Voyage au bout de l'ennui

De Céline et Camus,
Je n'ai retenu que l'insignifiance de ma vie,
Mon indigeste foi en l'humanité
Et mes bévues.

J'ai appris que l'homme
N'est que son propre projet en gestation
Et que la vie est son terrain de prédilection.
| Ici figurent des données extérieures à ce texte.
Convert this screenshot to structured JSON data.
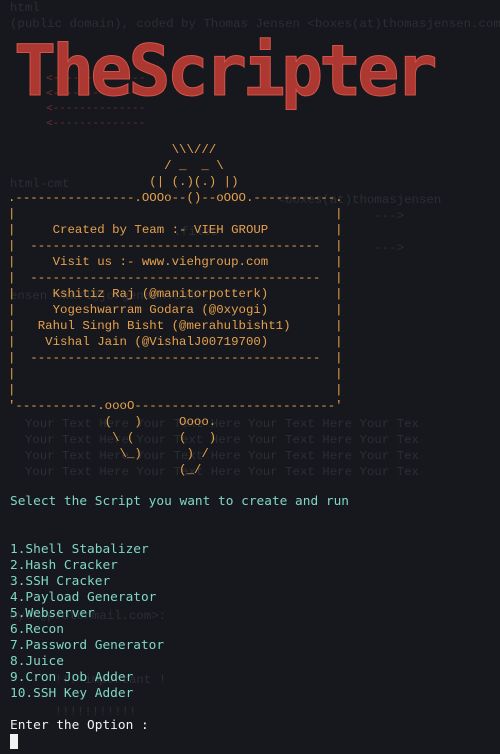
{
  "background_text_lines": [
    "html",
    "(public domain), coded by Thomas Jensen <boxes(at)thomasjensen.com>",
    "",
    "",
    "",
    "",
    "",
    "",
    "",
    "",
    "",
    "html-cmt",
    "                                    <boxes(at)thomasjensen",
    "                                                 --->",
    "                      .files",
    "                                                 --->",
    "",
    "",
    "ensen <karl@jorgensen.com>",
    "",
    "",
    "",
    "",
    "",
    "",
    "",
    "  Your Text Here Your Text Here Your Text Here Your Tex",
    "  Your Text Here Your Text Here Your Text Here Your Tex",
    "  Your Text Here Your Text Here Your Text Here Your Tex",
    "  Your Text Here Your Text Here Your Text Here Your Tex",
    "",
    "",
    "",
    "",
    "",
    "",
    "",
    "",
    "mych@protonmail.com>:",
    "",
    "",
    "",
    "      !!! important !",
    "",
    "      !!!!!!!!!!!"
  ],
  "banner": {
    "title": "TheScripter",
    "arrows": "<--------------\n<--------------\n<--------------\n<--------------"
  },
  "art_lines": [
    "                      \\\\\\///",
    "                     / _  _ \\",
    "                   (| (.)(.) |)",
    ".----------------.OOOo--()--oOOO.-----------.",
    "|                                           |",
    "|     Created by Team :- VIEH GROUP         |",
    "|  ---------------------------------------  |",
    "|     Visit us :- www.viehgroup.com         |",
    "|  ---------------------------------------  |",
    "|     Kshitiz Raj (@manitorpotterk)         |",
    "|     Yogeshwarram Godara (@0xyogi)         |",
    "|   Rahul Singh Bisht (@merahulbisht1)      |",
    "|    Vishal Jain (@VishalJ00719700)         |",
    "|  ---------------------------------------  |",
    "|                                           |",
    "|                                           |",
    "'-----------.oooO---------------------------'",
    "             (   )     Oooo.",
    "              \\ (      (   )",
    "               \\_)      ) /",
    "                       (_/"
  ],
  "menu": {
    "heading": "Select the Script you want to create and run",
    "items": [
      "1.Shell Stabalizer",
      "2.Hash Cracker",
      "3.SSH Cracker",
      "4.Payload Generator",
      "5.Webserver",
      "6.Recon",
      "7.Password Generator",
      "8.Juice",
      "9.Cron Job Adder",
      "10.SSH Key Adder"
    ],
    "prompt": "Enter the Option : "
  },
  "colors": {
    "background": "#16181d",
    "banner": "#b93b33",
    "art": "#e7a14c",
    "menu": "#7fd8c4",
    "prompt": "#f2f2f2",
    "faded_text": "#2b2e35"
  }
}
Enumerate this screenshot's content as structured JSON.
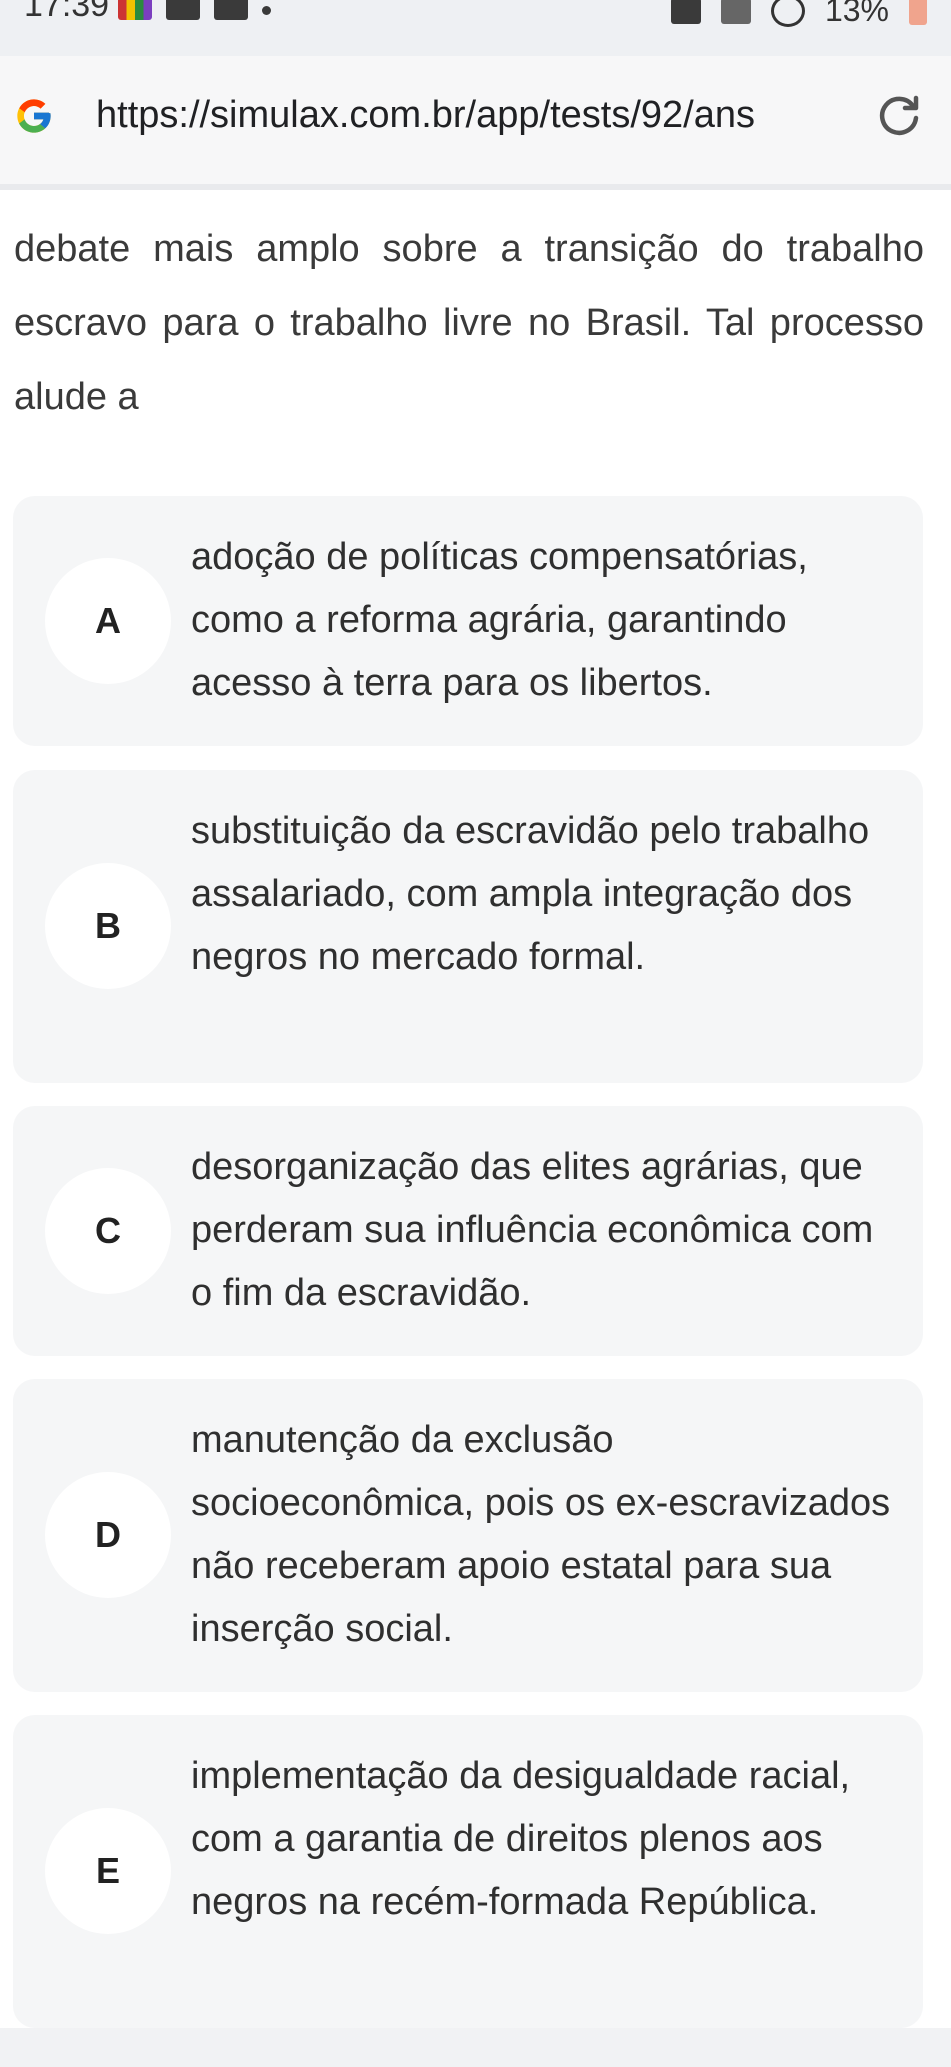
{
  "status_bar": {
    "time": "17:39",
    "battery": "13%"
  },
  "browser": {
    "url": "https://simulax.com.br/app/tests/92/ans",
    "logo_icon": "google-g-icon",
    "reload_icon": "reload-icon"
  },
  "question": {
    "text": "debate mais amplo sobre a transição do trabalho escravo para o trabalho livre no Brasil. Tal processo alude a"
  },
  "options": [
    {
      "letter": "A",
      "text": "adoção de políticas compensatórias, como a reforma agrária, garantindo acesso à terra para os libertos."
    },
    {
      "letter": "B",
      "text": "substituição da escravidão pelo trabalho assalariado, com ampla integração dos negros no mercado formal."
    },
    {
      "letter": "C",
      "text": "desorganização das elites agrárias, que perderam sua influência econômica com o fim da escravidão."
    },
    {
      "letter": "D",
      "text": "manutenção da exclusão socioeconômica, pois os ex-escravizados não receberam apoio estatal para sua inserção social."
    },
    {
      "letter": "E",
      "text": "implementação da desigualdade racial, com a garantia de direitos plenos aos negros na recém-formada República."
    }
  ]
}
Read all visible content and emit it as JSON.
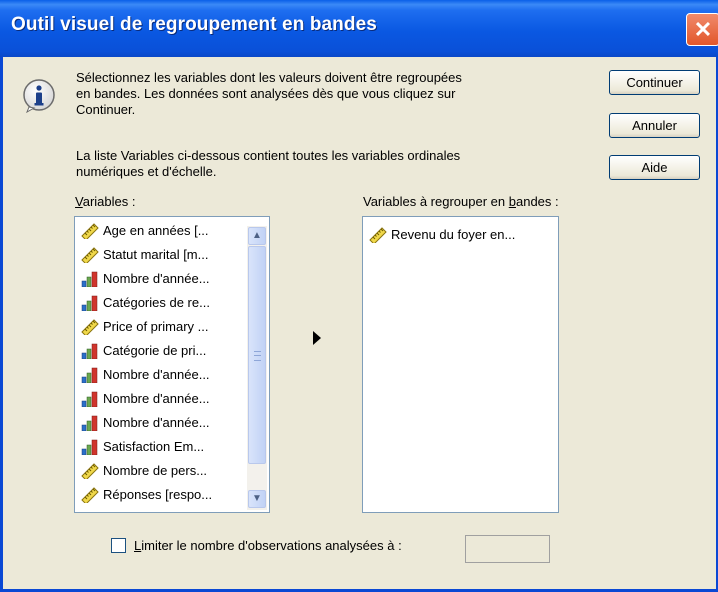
{
  "window": {
    "title": "Outil visuel de regroupement en bandes"
  },
  "info": {
    "line1": "Sélectionnez les variables dont les valeurs doivent être regroupées",
    "line2": "en bandes. Les données sont analysées dès que vous cliquez sur",
    "line3": "Continuer.",
    "line4": "La liste Variables ci-dessous contient toutes les variables ordinales",
    "line5": "numériques et d'échelle."
  },
  "buttons": {
    "continue": "Continuer",
    "cancel": "Annuler",
    "help": "Aide"
  },
  "variables": {
    "label_mnemonic": "V",
    "label_rest": "ariables :",
    "items": [
      {
        "label": "Age en années [...",
        "icon": "scale-ruler-icon"
      },
      {
        "label": "Statut marital [m...",
        "icon": "scale-ruler-icon"
      },
      {
        "label": "Nombre d'année...",
        "icon": "ordinal-bars-icon"
      },
      {
        "label": "Catégories de re...",
        "icon": "ordinal-bars-icon"
      },
      {
        "label": "Price of primary ...",
        "icon": "scale-ruler-icon"
      },
      {
        "label": "Catégorie de pri...",
        "icon": "ordinal-bars-icon"
      },
      {
        "label": "Nombre d'année...",
        "icon": "ordinal-bars-icon"
      },
      {
        "label": "Nombre d'année...",
        "icon": "ordinal-bars-icon"
      },
      {
        "label": "Nombre d'année...",
        "icon": "ordinal-bars-icon"
      },
      {
        "label": "Satisfaction Em...",
        "icon": "ordinal-bars-icon"
      },
      {
        "label": "Nombre de pers...",
        "icon": "scale-ruler-icon"
      },
      {
        "label": "Réponses [respo...",
        "icon": "scale-ruler-icon"
      }
    ]
  },
  "bin_variables": {
    "label_before": "Variables à regrouper en ",
    "label_mnemonic": "b",
    "label_after": "andes :",
    "items": [
      {
        "label": "Revenu du foyer en...",
        "icon": "scale-ruler-icon"
      }
    ]
  },
  "limit": {
    "label_mnemonic": "L",
    "label_rest": "imiter le nombre d'observations analysées à :",
    "checked": false,
    "value": ""
  },
  "colors": {
    "titlebar": "#0a58e2",
    "dialog_bg": "#ece9d8",
    "close_button": "#e2572b",
    "list_border": "#7f9db9"
  }
}
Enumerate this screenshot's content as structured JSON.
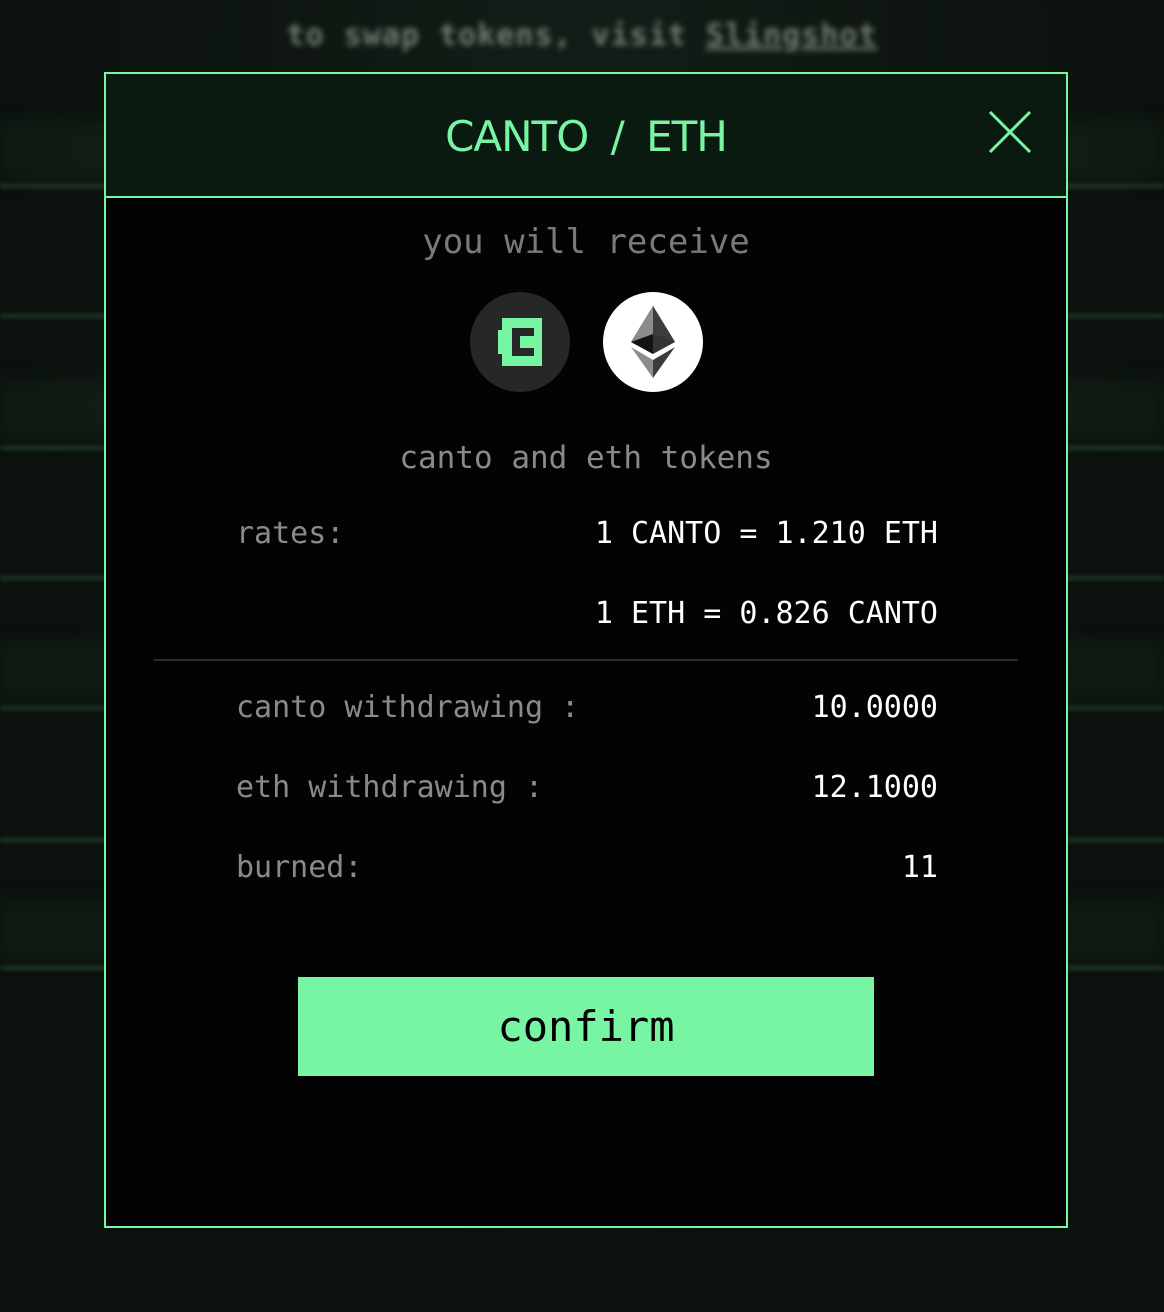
{
  "background": {
    "top_text_prefix": "to swap tokens, visit",
    "top_text_link": "Slingshot"
  },
  "modal": {
    "title": "CANTO / ETH",
    "close_icon": "close-icon",
    "receive_label": "you will receive",
    "tokens": [
      {
        "symbol": "CANTO",
        "icon": "canto-token-icon"
      },
      {
        "symbol": "ETH",
        "icon": "eth-token-icon"
      }
    ],
    "tokens_label": "canto and eth tokens",
    "rates_label": "rates:",
    "rate_1": "1 CANTO = 1.210 ETH",
    "rate_2": "1 ETH = 0.826 CANTO",
    "canto_withdrawing_label": "canto withdrawing :",
    "canto_withdrawing_value": "10.0000",
    "eth_withdrawing_label": "eth withdrawing :",
    "eth_withdrawing_value": "12.1000",
    "burned_label": "burned:",
    "burned_value": "11",
    "confirm_label": "confirm"
  },
  "colors": {
    "accent": "#78f5a3",
    "modal_background": "#030303",
    "header_background": "#0b1a10",
    "label_gray": "#8a8a8a",
    "value_white": "#ffffff"
  }
}
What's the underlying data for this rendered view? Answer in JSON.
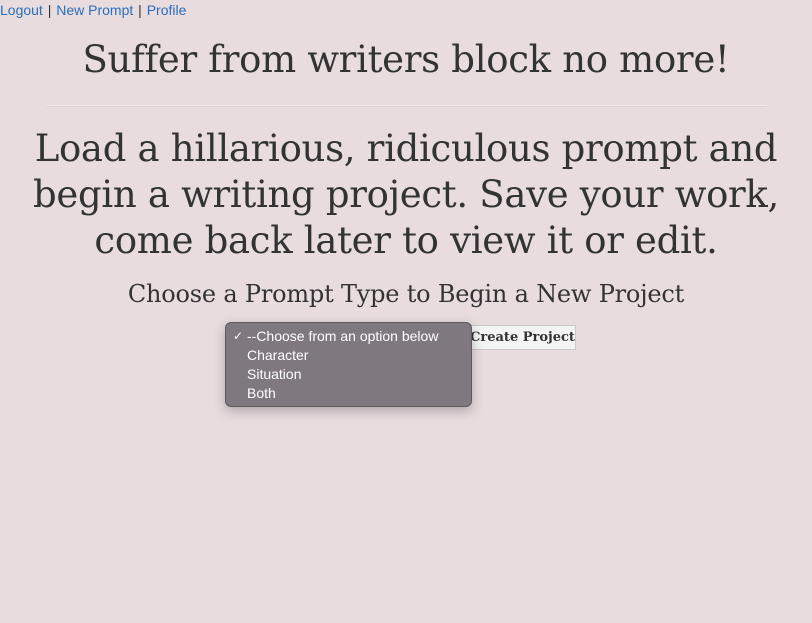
{
  "nav": {
    "logout": "Logout",
    "new_prompt": "New Prompt",
    "profile": "Profile",
    "separator": "|"
  },
  "headline": "Suffer from writers block no more!",
  "intro": "Load a hillarious, ridiculous prompt and begin a writing project. Save your work, come back later to view it or edit.",
  "subhead": "Choose a Prompt Type to Begin a New Project",
  "select": {
    "options": [
      "--Choose from an option below",
      "Character",
      "Situation",
      "Both"
    ],
    "selected_index": 0,
    "check_glyph": "✓"
  },
  "create_button": "Create Project",
  "colors": {
    "background": "#e8dcdf",
    "link": "#2a6fb8",
    "text": "#333333",
    "dropdown_bg": "#767076"
  }
}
J'ai appris de ces gladiateurs de l'absurde
Que les dévots de l'abime
Ont l'illusion comme collier
Les cœurs spoliés,
Les mains liées;
Et sur leurs fronts se fige
Comme une floraison satanique
L'abjecte image de l'ennui.

Auprès de ces seigneurs du verbe rebelle,
J'ai appris à côtoyer la nuit,
à sourire à plein dents à l'ennui
Et à engrosser mon regard juvénile
De doutes insondables,
Et de suspicion fertiles.

J'ai appris que le suffisance des opinions
Enrobées dans la soie de la raison
Est en fait une parfaite prison.

J'ai appris à considérer la déchéance avec détachement,
Et à mépriser intellectuellement
L'humanité dans ses ultimes retranchements.
Dans son hypocrite désarroi face à ses démons.

J'ai appris à mépriser mon élan cupide
Et à semer dans mon âme
Les graines de l'absurde.

J'ai appris à bannir de mon attirail verbeux
La cruauté, la beauté ou la sensibilité.
Tout prend dans mon vocabulaire fielleux
Un sens giratoire pour la moralité.

Et plus que tout,
J'ai appris par un détour malsain
à accepter la déchéance de l'humain
De ne point m’émouvoir
Devant la traîtrise du destin
Et de psalmodier ce qui me reste du divin.

J'ai appris après bien des péripéties
Que notre voyage va jusqu'au bout de l'ennui.